= Maanpuolustusopisto =

Finnish military junior college (1993–2001)

Maanpuolustusopisto (MpO, 'National Defence Institute') was a military institution of post-secondary vocational education of the Finnish Defence Forces, located in Lappeenranta. The school had a separate program for training warrant officers "vocationally" such that they would graduate as Second Lieutenants (vänrikki) without going to the national military academy's Cadet School.

In 2001, the school was renamed and repurposed as the Army Academy (Maasotakoulu). The successor institution provides the branch-specific education of all army cadets of the National Defence University as part of their undergraduate studies and trains the NCO corps of the Finnish Army.

The last cohorts from the school were quickly promoted to luutnantti.

==History==
The origin of the school was in the career non-commissioned officers' school (Kanta-aliupseerikoulu) of the Finnish Army. In 1974, however, professional NCOs (kanta-aliupseeri) were promoted to warrant officers called toimiupseeri (The Finnish word toimi refers to a specialist post) and the school became Päällystöopisto "Command School". Graduates would be promoted to staff sergeant (vääpeli), an NCO rank, but with suitable additional training, they had the possibility of reaching the lowest officer ranks.

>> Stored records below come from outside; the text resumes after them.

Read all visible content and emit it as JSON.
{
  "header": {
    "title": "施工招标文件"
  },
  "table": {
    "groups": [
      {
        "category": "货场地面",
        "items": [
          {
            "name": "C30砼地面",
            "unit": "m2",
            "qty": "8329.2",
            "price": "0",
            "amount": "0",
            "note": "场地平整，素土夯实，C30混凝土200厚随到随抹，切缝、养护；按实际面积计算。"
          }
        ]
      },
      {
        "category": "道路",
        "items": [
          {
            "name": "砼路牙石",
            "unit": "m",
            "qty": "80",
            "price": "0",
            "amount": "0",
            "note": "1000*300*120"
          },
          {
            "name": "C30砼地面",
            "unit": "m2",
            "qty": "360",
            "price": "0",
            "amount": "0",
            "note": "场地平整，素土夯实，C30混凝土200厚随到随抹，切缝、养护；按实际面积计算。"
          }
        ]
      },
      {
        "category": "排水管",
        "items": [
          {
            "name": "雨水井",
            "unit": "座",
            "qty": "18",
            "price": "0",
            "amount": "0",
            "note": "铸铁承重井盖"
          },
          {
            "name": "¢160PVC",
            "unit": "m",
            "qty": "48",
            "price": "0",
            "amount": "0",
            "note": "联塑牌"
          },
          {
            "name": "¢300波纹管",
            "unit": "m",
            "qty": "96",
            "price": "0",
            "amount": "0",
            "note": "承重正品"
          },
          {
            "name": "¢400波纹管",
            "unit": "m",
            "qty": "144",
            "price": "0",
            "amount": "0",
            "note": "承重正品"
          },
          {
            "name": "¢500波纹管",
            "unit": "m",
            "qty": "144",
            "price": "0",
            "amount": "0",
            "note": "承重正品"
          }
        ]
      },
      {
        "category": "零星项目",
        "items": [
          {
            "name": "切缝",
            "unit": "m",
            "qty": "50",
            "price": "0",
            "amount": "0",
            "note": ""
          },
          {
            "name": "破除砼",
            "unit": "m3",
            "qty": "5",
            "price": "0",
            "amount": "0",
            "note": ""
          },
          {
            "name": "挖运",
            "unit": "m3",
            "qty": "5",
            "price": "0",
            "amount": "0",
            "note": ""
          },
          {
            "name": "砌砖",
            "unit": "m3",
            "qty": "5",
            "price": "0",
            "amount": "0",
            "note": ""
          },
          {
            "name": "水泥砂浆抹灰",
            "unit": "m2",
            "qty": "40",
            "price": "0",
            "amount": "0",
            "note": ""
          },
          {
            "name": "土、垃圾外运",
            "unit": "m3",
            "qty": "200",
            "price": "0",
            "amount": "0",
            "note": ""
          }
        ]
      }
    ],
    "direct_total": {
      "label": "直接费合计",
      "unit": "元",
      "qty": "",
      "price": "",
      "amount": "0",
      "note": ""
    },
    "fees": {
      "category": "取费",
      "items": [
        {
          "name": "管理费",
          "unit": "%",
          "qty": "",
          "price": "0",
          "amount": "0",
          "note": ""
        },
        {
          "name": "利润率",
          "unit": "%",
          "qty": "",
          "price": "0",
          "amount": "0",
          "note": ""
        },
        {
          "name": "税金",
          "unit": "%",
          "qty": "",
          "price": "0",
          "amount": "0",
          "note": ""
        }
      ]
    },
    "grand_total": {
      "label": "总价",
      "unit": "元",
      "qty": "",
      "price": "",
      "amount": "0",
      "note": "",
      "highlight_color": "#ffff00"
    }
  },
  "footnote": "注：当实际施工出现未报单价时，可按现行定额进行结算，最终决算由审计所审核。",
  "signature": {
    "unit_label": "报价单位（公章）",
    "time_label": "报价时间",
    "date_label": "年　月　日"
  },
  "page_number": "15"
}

In 1993, accordance with the general restructuring of the educational system, where similar postsecondary-level schools were recategorized as tertiary, the school was also renamed as Maanpuolustusopisto. The educational program 2.5 years and graduates were to be promoted directly to Second lieutenant (vänrikki), an officer rank.

The rank of the students was opistoupseerioppilas, which was equivalent to staff sergeant (ylikersantti), and they would be promoted to second lieutenant on graduation. The graduates could be promoted up to first lieutenant (yliluutnantti) and in later years, to captain (kapteeni). During peace-time, the warrant officers would act in duties ranging from training officer and platoon commander to company XO, in units training conscripts. The war time duty would be the XO of a company or the leader of a separate platoon.

The last course of the Maanpuolustusopisto graduated in 2003, and the warrant officer corps will be phased out via retirement. The last graduates will retire in 2037. Today, the warrant officers' careers have mainly surpassed the company level stage and they serve mostly in the various headquarter and staff positions as senior experts of their fields. Some of the warrant officers have taken the opportunity to take a degree in the National Defence University and continue their career as career officers. The duties of the warrant officers will be mostly taken over by the NCO corps.